Location
- Country: United States
- State: Alaska
- Borough: North Slope Borough

Physical characteristics
- • location: East of Sagwon, Alaska
- • coordinates: 69°21′38″N 147°33′33″W﻿ / ﻿69.3605°N 147.5591°W
- • location: Beaufort Sea (Arctic Ocean)
- • coordinates: 70°12′26″N 147°36′27″W﻿ / ﻿70.2073°N 147.6076°W
- • elevation: 0 ft
- Length: 65 mi (104 km)
- Basin size: 500 sq mi (1,290 km^{2})

= Kadleroshilik River =

River in Alaska, United States

The Kadleroshilik River is a 104 km stream in the North Slope Borough of the U.S. state of Alaska. Flowing south to north, it empties into Foggy Island Bay in the Beaufort Sea, about 20 mi east of Prudhoe Bay. It was named by Ernest de Koven Leffingwell for the nearby Kadleroshilik Pingo, the highest known pingo in the world, which Leffingwell also named.

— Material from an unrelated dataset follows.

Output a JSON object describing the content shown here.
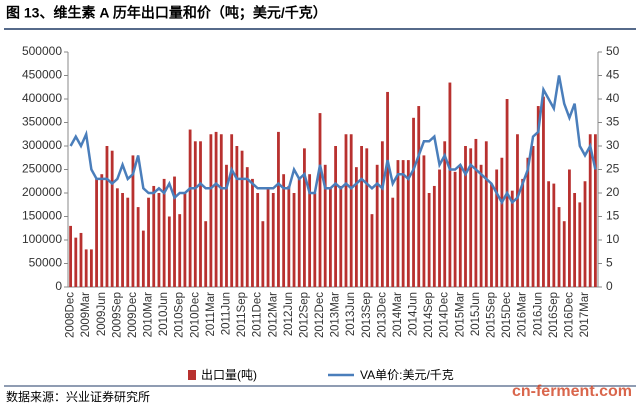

A fish study conducted by the Alaska Department of Fish and Game in 1995 reported Arctic grayling (Thymallus arcticus), Dolly Varden trout (Salvelinus malma), and ninespine stickleback (Pungitius pungitius) in the river. An earlier study had also reported the presence of slimy sculpin (Cottus cognatus).